Like so many things in life, the future of driving is automated. We’ve known this for some time. But as carmakers and tech companies tinker away crafting the future of autonomous transportation, we’re only beginning to foresee the benefits of self-driving cars. Here’s a big one: They may save your life.
In fact, autonomous vehicles could reduce traffic accidents by 90%, according to a new report from McKinsey. In the process, our new robot cars will save us $190 billion in wrecked cars, broken bones, and other costs incurred by plowing into things with our current fleet of brain-driven cars.
On average, about 30,000 people in the United States die in traffic accidents every year. That number would of course be considerably higher without the 1968 federal law requiring automakers to include seat belts in cars, not to mention the state laws requiring drivers to actually wear them, which were first enacted in the 1980s.
Still, as beneficial as innovations like the seat belt and air bags may have been, neither is said to have cut fatalities by 90%. The idea here is that the array of sensors, cameras, and computing capabilities that will drive our future cars will be smart enough to avoid colliding with other vehicles and structures. Even if one of these computer cars fails from time to time, they’ll likely still have a much better track record than vehicles operated by our far less precise–and more easily distracted–human brains.
Of course, it will be some time before this reality arrives. Companies like Google, Nissan, Mercedes, and plenty of others are busy making autonomous vehicles a priority, but we won’t see the payoffs until a significant number of these things are on the road. According to McKinsey’s report, mass adoption of self-driving cars will begin 15 years from now. By 2040, 75% of cars could be self-driving, according to IEEE.

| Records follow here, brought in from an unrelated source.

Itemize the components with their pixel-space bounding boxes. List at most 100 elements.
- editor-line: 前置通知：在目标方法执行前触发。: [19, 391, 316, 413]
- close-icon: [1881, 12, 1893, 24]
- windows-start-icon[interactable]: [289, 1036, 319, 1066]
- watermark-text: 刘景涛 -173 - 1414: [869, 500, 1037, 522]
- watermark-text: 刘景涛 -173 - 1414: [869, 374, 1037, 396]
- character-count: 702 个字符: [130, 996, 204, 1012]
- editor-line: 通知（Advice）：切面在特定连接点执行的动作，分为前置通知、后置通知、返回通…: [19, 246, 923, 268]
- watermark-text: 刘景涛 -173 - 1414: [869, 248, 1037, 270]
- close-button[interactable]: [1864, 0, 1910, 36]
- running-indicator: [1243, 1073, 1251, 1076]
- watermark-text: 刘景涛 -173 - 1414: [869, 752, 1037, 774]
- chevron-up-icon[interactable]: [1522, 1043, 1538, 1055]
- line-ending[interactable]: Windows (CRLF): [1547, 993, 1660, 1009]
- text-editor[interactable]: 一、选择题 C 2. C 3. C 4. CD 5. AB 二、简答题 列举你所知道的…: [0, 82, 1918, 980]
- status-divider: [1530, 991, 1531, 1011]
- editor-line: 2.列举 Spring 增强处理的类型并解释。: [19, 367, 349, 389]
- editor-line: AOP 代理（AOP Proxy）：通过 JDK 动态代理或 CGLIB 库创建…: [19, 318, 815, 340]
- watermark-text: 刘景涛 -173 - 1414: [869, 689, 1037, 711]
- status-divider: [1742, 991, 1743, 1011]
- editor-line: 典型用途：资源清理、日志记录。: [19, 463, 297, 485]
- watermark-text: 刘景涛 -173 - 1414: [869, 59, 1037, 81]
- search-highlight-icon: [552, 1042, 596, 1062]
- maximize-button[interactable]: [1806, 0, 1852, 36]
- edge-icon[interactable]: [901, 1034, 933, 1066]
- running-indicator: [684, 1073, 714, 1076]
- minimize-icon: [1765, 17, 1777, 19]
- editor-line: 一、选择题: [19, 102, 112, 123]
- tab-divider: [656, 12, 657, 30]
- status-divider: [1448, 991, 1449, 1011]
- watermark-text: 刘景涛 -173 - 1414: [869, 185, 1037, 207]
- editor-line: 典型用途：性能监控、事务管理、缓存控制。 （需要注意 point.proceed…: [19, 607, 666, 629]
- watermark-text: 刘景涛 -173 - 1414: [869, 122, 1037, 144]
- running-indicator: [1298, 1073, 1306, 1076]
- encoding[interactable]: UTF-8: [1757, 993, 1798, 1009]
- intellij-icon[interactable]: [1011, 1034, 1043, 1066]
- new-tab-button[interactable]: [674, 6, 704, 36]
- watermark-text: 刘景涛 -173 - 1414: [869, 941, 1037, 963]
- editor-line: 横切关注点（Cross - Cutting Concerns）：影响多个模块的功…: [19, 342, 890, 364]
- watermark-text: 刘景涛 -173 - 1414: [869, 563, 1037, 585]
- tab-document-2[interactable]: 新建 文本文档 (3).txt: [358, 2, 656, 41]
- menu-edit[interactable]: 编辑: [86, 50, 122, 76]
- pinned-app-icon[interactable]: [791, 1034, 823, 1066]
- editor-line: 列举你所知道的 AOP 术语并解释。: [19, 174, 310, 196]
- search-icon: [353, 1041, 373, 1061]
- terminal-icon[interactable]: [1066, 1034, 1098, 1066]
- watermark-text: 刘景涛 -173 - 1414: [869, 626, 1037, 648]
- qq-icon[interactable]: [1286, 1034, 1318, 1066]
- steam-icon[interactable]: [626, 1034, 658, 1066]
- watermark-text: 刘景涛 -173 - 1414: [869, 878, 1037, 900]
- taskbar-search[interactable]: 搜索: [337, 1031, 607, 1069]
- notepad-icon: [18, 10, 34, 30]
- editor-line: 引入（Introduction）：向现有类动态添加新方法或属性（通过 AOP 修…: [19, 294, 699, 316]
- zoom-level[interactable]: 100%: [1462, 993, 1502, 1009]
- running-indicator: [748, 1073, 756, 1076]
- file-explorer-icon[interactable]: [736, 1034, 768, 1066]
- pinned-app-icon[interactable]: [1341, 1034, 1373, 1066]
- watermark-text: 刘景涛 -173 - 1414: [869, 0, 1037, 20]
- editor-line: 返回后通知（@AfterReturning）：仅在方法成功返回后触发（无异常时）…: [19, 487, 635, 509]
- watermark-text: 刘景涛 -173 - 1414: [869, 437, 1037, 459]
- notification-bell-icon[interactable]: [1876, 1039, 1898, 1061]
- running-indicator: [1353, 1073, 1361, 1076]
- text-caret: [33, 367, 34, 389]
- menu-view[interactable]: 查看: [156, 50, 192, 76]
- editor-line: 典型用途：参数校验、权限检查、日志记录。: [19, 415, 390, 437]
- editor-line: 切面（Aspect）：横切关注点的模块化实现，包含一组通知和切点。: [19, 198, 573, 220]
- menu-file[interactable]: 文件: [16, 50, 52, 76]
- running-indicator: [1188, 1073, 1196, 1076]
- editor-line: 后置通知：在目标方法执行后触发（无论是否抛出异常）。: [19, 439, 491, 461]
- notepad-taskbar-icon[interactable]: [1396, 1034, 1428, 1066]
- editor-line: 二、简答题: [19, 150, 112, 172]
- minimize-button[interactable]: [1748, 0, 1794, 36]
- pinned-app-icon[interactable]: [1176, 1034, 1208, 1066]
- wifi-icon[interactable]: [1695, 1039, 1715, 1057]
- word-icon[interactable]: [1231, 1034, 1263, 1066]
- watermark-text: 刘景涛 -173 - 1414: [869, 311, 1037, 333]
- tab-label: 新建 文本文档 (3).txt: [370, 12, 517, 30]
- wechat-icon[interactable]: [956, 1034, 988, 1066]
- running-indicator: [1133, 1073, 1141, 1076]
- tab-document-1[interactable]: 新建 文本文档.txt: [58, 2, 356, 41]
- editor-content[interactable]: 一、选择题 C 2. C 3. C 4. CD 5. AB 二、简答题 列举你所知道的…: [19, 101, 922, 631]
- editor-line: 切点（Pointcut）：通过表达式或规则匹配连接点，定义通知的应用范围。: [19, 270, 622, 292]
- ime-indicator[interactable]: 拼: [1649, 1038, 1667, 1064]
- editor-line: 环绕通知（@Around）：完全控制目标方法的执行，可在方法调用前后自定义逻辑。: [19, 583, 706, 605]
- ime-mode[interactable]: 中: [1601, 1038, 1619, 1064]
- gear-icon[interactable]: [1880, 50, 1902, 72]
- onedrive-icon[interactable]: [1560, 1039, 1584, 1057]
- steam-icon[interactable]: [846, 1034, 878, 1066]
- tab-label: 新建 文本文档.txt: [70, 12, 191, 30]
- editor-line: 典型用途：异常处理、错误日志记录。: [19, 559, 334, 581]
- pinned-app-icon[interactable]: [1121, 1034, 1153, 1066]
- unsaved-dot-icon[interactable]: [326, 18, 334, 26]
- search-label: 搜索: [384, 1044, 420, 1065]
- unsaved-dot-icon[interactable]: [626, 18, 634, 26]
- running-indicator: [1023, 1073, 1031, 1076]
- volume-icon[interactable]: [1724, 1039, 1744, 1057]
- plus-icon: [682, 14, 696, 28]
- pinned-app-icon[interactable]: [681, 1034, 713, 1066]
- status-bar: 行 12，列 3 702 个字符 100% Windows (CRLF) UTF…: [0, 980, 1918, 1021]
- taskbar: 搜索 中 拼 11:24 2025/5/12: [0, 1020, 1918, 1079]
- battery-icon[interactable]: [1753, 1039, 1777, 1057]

If McKinsey’s timeline seems ambitious, it’s worth noting that it is by no means guaranteed. Their study, which was compiled from interviews with automotive industry experts, might be colored by just a touch of industry optimism.
Explains The Wall Street Journal:
The industry-funded Insurance Institute for Highway Safety estimates there is a 14% decline in claims in cars with automatic braking and even when there is a crash, the damage is much lower. Although it is widely believed that more widespread adoption of these technologies will further enhance safety, McKinsey’s view that fully autonomous vehicles will begin to dominate roads by 2030 isn’t a sure bet.
In 2000, for instance, many auto executives and research firms predicted hydrogen fuel-cell powered vehicles would be a prevalent form of transportation by 2020, but some car companies have backed away from that technology. More recently, electric vehicles have been held up as the future, but low gas prices and the high price of technology have slowed their adoption.
Whatever the statistics and time frame may wind up being, your futuristic robot car is on its way. And it probably won’t kill you.